Microsoft has shared a workaround for a known issue affecting Microsoft 365 customers and causing classic Outlook to crash after opening or when starting up in Safe mode.
Impacted users can confirm if they’re affected by this specific issue by looking for Event 1000 or Event 1001 crashes in the Windows Event Viewer Application Log with 0xc0000005 exception codes linked to the faulting module ucrtbase.dll.
Based on user reports, the crashes impact only Office 365 accounts, and they cannot be solved by reverting to the previous build, creating a new Outlook profile, or even after a Windows clean install.
After investigating this, Redmond says the issue is linked to Microsoft 365 email accounts and corrupted mailbox client and server rules.
“After updating to Version 2407 Build 17830.20138 or higher you find that Outlook may unexpectedly close at start up. Outlook will also close if you test in Safe Mode,” the company said in a support document published on Friday.
“This issue has been found to occur if the server-based rules for the M365 email account are corrupted or that Outlook cannot process.”
Until an official fix is released for this issue, Microsoft provides a temporary workaround requiring classic Outlook users to delete all email rules linked to their accounts manually.
To do that, you will have to:
- To remove the client and server rules, run the “clean rules” command line by closing Outlook, right-clicking the Windows Start button, selecting Run, and running an ‘Outlook.exe /cleanrules’ command.
- Hold the Shift key when starting Outlook to create a new profile, but only if necessary.
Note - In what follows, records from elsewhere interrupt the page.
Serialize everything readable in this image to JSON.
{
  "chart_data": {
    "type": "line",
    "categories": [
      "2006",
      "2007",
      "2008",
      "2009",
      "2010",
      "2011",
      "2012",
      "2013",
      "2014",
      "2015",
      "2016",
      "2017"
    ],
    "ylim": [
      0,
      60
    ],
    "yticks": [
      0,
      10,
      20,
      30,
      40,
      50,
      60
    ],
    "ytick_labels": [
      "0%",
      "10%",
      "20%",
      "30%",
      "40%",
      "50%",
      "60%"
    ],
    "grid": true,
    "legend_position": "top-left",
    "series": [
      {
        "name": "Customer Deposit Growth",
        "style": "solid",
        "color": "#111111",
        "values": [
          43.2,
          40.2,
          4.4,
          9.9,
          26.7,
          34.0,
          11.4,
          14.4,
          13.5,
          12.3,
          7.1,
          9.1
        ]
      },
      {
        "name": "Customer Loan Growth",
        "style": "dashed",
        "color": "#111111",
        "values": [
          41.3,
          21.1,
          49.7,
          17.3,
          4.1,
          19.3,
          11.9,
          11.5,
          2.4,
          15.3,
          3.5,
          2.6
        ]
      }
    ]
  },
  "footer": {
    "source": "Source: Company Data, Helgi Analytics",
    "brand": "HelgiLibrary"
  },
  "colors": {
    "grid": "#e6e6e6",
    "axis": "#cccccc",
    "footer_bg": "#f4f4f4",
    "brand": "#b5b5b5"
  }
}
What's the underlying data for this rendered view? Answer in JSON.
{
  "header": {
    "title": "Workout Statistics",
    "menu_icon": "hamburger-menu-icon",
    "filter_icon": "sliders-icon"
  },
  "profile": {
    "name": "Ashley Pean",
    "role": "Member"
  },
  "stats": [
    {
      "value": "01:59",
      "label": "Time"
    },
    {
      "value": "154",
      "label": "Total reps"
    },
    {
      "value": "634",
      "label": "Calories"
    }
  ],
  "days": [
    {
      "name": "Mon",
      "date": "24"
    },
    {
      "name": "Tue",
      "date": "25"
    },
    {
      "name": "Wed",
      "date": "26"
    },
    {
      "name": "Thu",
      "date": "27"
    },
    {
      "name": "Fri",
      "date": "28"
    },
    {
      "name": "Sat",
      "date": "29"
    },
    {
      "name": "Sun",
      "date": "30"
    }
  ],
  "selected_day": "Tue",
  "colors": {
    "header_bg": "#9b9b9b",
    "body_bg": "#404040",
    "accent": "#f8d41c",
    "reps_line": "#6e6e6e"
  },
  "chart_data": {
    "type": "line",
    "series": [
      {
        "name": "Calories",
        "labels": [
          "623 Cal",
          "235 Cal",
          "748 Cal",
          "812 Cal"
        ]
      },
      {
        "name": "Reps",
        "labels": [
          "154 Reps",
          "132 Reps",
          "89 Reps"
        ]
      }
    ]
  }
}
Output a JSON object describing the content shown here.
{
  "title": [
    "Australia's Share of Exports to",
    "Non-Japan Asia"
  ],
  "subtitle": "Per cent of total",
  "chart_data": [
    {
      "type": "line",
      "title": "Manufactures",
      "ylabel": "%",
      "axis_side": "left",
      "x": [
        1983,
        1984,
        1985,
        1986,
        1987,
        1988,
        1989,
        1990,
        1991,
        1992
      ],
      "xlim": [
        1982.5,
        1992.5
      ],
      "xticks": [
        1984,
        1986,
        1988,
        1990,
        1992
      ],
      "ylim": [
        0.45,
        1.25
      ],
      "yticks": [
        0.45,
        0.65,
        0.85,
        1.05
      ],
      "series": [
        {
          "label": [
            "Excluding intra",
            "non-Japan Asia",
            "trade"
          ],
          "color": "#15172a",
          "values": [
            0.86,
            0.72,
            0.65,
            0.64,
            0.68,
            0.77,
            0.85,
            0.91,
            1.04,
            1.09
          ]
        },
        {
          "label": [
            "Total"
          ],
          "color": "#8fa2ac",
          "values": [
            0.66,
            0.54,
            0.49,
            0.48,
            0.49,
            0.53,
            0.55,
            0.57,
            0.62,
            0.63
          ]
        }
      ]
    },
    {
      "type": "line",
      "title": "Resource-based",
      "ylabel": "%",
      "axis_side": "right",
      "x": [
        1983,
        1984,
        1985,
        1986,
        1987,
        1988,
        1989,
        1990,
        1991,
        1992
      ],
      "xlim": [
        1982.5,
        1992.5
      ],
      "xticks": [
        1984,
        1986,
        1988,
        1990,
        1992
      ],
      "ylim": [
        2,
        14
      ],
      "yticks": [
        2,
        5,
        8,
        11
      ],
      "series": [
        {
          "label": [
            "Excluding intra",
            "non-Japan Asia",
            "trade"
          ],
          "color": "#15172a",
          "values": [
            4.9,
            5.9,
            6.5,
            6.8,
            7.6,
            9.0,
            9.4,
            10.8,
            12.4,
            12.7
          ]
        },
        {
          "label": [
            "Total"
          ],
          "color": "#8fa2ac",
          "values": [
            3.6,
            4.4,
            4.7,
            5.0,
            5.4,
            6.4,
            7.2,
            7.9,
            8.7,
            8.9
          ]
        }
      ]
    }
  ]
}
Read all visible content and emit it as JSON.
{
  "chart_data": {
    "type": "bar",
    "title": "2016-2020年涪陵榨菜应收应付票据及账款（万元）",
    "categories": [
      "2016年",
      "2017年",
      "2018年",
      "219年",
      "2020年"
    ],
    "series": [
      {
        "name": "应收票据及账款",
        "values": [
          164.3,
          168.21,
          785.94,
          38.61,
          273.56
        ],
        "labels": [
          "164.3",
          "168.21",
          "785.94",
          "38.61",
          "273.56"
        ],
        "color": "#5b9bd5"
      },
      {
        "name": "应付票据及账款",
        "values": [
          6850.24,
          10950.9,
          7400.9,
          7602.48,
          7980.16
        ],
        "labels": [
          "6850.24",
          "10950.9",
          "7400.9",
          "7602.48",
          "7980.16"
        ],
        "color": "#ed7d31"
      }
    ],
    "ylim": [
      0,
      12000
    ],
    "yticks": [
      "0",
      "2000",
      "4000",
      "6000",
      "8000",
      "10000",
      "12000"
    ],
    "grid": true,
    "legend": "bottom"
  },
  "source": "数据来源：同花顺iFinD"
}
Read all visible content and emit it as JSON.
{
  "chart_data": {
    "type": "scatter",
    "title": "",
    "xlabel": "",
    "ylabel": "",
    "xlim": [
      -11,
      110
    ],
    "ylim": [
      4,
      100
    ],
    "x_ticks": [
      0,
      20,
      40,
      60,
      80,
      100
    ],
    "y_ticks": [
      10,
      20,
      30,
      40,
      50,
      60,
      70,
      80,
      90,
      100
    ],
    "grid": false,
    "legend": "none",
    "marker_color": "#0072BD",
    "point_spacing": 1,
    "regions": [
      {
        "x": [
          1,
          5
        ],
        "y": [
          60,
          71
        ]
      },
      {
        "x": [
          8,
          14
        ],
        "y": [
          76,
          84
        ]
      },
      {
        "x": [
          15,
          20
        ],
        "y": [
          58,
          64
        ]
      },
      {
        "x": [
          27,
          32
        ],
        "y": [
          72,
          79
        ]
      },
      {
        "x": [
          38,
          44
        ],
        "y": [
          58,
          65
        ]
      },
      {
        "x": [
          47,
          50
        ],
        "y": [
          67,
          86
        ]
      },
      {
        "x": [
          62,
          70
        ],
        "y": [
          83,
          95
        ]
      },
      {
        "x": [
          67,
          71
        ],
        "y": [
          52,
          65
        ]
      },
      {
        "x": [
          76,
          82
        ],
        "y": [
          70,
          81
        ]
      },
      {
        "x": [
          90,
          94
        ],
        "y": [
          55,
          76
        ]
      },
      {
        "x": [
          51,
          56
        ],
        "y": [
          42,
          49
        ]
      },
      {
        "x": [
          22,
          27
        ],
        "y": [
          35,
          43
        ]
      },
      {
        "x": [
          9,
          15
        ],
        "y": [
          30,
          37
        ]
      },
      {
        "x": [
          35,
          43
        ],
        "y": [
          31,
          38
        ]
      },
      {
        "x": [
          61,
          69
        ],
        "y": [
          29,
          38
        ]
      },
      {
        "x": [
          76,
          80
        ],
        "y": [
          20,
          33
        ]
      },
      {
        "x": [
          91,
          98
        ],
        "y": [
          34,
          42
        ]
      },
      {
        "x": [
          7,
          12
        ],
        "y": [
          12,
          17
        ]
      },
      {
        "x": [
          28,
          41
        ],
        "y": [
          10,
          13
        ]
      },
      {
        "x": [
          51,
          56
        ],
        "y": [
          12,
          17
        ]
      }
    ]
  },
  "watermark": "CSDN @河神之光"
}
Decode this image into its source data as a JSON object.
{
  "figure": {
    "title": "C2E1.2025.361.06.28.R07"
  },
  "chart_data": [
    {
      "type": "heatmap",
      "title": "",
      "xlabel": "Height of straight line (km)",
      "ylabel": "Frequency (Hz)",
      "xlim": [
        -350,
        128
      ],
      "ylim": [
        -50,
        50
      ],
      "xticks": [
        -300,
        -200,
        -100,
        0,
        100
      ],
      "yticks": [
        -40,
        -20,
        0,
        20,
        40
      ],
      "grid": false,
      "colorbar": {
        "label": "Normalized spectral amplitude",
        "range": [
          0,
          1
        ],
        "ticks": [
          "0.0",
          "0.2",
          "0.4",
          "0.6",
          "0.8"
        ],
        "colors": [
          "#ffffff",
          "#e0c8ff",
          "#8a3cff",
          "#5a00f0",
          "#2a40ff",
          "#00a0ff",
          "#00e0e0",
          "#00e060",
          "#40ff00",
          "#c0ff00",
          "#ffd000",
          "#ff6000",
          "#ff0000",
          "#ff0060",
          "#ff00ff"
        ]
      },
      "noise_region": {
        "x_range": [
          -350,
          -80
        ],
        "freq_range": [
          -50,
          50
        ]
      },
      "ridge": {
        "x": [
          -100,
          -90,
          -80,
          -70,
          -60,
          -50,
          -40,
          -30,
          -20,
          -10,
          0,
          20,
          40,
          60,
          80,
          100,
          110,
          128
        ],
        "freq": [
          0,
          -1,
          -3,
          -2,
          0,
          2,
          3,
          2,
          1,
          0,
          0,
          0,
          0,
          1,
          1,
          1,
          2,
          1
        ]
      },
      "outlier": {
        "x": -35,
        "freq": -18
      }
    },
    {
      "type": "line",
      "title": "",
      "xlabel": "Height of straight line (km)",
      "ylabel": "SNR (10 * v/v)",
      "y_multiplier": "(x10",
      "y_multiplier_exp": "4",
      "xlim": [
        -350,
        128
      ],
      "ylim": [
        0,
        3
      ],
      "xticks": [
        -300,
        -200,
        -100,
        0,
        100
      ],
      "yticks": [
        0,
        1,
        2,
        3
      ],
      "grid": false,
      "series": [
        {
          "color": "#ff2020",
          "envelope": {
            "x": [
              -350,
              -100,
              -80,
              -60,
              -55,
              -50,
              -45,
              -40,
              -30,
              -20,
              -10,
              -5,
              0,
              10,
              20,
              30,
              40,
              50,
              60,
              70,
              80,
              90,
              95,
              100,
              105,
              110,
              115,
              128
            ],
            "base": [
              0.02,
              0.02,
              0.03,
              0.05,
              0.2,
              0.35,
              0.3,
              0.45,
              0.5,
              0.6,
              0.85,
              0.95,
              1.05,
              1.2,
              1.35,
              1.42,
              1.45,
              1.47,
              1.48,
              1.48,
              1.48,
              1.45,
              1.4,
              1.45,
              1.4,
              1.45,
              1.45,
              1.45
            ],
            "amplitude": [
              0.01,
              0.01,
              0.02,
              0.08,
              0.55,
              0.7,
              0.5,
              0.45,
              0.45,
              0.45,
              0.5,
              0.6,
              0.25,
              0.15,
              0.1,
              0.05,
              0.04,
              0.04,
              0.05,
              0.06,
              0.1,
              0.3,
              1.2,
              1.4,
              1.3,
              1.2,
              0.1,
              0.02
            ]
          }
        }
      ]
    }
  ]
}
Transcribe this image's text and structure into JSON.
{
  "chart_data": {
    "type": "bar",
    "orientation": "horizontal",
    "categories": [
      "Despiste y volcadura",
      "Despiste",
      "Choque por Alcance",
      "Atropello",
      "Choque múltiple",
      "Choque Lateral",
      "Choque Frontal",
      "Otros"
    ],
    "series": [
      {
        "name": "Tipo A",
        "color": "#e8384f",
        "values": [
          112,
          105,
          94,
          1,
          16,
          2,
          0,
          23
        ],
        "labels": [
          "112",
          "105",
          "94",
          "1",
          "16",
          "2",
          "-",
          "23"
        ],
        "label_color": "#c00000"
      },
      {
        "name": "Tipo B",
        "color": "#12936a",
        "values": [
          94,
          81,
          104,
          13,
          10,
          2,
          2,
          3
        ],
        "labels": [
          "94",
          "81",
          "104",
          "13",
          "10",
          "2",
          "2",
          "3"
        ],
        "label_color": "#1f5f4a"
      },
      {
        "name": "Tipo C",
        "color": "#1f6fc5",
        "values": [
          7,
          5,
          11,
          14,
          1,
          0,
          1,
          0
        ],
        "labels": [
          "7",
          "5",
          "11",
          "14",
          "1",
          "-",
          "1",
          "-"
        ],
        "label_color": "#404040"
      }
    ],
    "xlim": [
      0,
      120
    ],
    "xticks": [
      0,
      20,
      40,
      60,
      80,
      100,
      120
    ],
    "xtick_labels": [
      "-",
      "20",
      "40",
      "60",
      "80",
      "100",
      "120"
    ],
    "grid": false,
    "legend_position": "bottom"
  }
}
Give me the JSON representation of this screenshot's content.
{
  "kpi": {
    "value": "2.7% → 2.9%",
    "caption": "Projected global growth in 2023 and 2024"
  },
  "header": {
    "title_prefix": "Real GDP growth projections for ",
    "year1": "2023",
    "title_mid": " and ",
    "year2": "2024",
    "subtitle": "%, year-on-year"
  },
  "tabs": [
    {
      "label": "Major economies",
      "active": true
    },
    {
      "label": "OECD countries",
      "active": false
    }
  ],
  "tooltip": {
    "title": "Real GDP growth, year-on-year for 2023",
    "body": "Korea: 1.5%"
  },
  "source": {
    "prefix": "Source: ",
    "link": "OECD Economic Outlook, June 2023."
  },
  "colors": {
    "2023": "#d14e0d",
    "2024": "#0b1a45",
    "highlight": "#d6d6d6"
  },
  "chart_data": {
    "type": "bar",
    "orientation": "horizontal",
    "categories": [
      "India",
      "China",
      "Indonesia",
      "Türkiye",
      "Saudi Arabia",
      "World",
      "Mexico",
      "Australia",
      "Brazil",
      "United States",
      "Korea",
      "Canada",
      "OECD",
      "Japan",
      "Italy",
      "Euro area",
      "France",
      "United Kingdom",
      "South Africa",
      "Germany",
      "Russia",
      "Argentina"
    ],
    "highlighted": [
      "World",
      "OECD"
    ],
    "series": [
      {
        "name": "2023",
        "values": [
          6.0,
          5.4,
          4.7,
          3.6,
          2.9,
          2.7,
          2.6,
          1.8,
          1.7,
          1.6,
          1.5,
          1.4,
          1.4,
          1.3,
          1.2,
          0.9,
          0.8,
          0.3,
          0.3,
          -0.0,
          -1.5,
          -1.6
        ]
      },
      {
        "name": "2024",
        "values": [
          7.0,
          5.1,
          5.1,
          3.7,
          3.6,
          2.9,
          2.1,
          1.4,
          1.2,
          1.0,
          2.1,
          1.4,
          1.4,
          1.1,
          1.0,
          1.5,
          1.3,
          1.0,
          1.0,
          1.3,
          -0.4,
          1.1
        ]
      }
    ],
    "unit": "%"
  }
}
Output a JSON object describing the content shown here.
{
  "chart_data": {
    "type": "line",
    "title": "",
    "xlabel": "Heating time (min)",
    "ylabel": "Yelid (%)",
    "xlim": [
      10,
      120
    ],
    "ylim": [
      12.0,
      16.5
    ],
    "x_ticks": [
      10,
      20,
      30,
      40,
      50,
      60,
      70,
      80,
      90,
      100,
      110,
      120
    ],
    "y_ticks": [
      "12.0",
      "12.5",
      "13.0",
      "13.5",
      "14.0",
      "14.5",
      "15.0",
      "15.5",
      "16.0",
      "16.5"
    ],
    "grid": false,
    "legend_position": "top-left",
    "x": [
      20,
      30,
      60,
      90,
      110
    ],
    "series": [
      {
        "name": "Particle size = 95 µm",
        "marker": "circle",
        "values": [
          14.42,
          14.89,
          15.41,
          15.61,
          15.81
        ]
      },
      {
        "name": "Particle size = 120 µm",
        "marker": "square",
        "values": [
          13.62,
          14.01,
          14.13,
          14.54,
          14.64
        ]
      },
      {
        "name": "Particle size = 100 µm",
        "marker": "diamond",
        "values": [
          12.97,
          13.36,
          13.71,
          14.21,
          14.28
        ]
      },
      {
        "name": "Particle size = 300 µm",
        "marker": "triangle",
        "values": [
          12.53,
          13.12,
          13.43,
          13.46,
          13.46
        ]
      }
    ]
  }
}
On the Profile Picker dialog, click Options, check “Prompt a profile to be used,” then click “New” and proceed through the prompts (official guidance is available here).
- If you still have the issue, go to Outlook Web Access and manually remove all the email rules.
This week, Redmond also shared a workaround for an issue blocking Microsoft 365 customers from signing in or adding Gmail accounts in classic Outlook.
Three days later, the company also provided a temporary fix for an issue causing Microsoft 365 apps like Outlook, Word, and OneNote to crash while typing or spell-checking a text.